Another rare Sunday post: Goodbye Job... Hello Ulcer
AHHHHH!!! I'M LOSING MY JOB AND I DON'T KNOW IF I'M GOING TO GET ANOTHER ONE!!!!
WHAT ABOUT MY STUDENT LOANS?
WHAT ABOUT MY CAR PAYMENT?
WHAT ABOUT MY APARTMENT?
This has been a total panic attack brought to you by my brain. These things have been in my mind constantly for the past few weeks.
With the job cuts of 400 jobs in my district - that means all teachers under 3 years experiences have been cut. I was a temporary teacher (only hired for this year) so my position is even worse. Why? The union is trying to get the 400 people fired with under 3 years experience their jobs back come start of the school year. That means they get first dibs at open positions once they are done offering them to people with greater than 2 years experience.
Here's the pecking order for offering up jobs:
1: People with greater than 2 years experience get first dibs...
2: People that had long-term contracts but were RIFed and are trying to fill the positions not filled by the people with greater than 2 years experience...
3: People with temporary contracts that are interested in anything that's left...
4: New people that want in...
Basically, I'm dead last before new people that want in. I'm screwed.
I need to look up how to get unemployment. I need to figure out how to take care of myself through this. I may need to sub again and that terrifies me. The last time I did it was an experience that was painful beyond belief. I don't know what I'm going to do.
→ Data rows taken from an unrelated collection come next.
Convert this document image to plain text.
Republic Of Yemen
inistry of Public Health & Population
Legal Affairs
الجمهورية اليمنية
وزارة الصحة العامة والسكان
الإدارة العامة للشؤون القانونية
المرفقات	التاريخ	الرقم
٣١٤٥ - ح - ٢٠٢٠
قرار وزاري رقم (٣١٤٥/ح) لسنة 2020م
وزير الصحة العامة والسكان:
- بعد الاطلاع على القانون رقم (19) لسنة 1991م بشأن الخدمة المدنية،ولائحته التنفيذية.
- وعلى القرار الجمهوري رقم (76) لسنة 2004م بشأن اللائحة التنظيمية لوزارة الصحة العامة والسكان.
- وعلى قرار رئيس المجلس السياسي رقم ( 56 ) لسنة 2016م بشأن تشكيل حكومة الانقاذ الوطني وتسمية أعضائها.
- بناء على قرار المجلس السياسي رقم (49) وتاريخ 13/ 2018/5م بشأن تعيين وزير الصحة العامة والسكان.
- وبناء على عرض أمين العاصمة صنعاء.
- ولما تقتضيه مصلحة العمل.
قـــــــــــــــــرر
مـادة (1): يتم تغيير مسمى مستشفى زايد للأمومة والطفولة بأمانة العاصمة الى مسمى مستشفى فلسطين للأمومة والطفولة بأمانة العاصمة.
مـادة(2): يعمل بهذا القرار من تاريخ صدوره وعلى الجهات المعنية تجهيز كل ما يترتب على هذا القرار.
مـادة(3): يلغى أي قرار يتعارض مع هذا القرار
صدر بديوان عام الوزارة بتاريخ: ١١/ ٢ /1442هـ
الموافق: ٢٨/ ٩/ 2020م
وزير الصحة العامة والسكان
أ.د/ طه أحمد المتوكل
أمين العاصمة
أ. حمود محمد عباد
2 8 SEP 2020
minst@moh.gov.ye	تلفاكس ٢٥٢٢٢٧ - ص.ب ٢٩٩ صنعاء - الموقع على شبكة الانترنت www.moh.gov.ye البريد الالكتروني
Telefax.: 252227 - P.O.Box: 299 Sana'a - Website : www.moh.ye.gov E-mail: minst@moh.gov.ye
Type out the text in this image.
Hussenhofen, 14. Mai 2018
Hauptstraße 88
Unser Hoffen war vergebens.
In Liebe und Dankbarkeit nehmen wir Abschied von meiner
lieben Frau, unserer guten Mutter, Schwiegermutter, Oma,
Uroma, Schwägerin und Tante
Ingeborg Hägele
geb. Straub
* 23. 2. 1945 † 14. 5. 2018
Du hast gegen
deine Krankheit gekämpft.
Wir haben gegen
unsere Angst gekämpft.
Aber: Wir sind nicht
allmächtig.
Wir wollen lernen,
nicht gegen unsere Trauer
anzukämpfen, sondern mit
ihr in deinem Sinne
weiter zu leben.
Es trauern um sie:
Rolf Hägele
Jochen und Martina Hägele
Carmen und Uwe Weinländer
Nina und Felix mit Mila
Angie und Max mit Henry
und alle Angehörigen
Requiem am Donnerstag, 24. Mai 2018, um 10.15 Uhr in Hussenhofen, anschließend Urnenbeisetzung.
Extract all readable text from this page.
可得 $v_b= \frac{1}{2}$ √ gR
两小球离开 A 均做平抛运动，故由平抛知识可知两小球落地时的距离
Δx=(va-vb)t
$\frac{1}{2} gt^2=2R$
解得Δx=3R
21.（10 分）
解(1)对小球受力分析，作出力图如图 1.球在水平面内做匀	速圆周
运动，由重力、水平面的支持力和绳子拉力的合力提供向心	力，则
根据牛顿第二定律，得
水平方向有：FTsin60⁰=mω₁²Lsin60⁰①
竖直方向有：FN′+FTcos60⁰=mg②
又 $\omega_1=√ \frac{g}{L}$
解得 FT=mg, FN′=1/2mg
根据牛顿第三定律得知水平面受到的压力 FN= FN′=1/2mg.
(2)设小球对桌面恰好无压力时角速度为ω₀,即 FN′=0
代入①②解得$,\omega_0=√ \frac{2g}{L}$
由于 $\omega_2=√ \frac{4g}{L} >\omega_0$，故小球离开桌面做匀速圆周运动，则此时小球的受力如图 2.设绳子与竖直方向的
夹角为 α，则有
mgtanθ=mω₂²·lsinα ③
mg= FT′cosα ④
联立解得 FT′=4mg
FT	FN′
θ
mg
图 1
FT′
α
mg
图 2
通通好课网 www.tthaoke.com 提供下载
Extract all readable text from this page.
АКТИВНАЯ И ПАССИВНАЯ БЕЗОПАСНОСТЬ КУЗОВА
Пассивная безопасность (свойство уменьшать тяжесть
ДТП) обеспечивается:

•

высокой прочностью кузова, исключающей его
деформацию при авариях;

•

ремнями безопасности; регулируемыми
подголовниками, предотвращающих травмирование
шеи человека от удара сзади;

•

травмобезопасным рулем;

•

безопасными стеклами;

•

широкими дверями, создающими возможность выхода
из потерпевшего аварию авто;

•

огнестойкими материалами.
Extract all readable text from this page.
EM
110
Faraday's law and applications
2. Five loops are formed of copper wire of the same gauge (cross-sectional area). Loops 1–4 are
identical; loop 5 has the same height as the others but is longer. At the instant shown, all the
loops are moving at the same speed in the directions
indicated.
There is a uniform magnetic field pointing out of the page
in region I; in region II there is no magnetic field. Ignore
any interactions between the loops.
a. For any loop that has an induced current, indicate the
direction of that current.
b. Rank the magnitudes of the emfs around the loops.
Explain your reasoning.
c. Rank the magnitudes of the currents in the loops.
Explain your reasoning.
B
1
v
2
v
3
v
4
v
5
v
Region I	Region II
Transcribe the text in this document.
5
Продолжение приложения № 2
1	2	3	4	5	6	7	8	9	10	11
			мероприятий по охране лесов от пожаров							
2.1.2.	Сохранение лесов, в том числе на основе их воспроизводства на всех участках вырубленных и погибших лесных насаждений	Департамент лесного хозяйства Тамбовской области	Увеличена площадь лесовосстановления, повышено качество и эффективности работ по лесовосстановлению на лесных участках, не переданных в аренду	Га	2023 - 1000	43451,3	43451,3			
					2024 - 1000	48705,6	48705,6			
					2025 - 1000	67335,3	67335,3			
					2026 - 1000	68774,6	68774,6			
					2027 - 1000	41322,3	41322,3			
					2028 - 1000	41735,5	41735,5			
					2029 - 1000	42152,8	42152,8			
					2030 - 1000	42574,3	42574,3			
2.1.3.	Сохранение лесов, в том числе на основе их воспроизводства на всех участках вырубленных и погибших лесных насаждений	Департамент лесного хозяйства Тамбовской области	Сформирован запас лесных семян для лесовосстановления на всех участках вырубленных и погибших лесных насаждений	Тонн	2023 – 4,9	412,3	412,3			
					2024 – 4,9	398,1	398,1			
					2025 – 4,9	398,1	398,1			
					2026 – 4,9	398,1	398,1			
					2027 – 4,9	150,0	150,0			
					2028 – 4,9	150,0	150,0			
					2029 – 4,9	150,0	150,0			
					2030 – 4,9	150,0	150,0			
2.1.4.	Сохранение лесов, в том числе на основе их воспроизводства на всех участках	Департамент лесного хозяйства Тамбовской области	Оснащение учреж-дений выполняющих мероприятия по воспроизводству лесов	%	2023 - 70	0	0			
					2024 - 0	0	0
Most of the other peeps in my program (Transition to Teaching) were Long-Term hires, so they are higher up the pecking order for jobs than I am. There are a few of us that didn't get placed until after school started so we had to sub to start the year. We were hired after as Temporary Positions. I don't know what we're going to do. This year was tough financially. Subbing was hard for a first year teacher for many reasons, not limited to: no sick days, no benefits, less money, no access to computers, no access to info on the kids, no recognition from other staff, no way to discipline the kids. I don't want to go back to that.
I'm freaking out. It's making things difficult for me and my program. I love teaching and being in my program, but this is so hard. I want the stability of knowing that I'm going to be able to PAY MY BILLS and eat.
It's hard to concentrate on the success of my students when I don't think I'm going to be able to pay my bills. Do people ever think of that when they think of cutting money to the schools?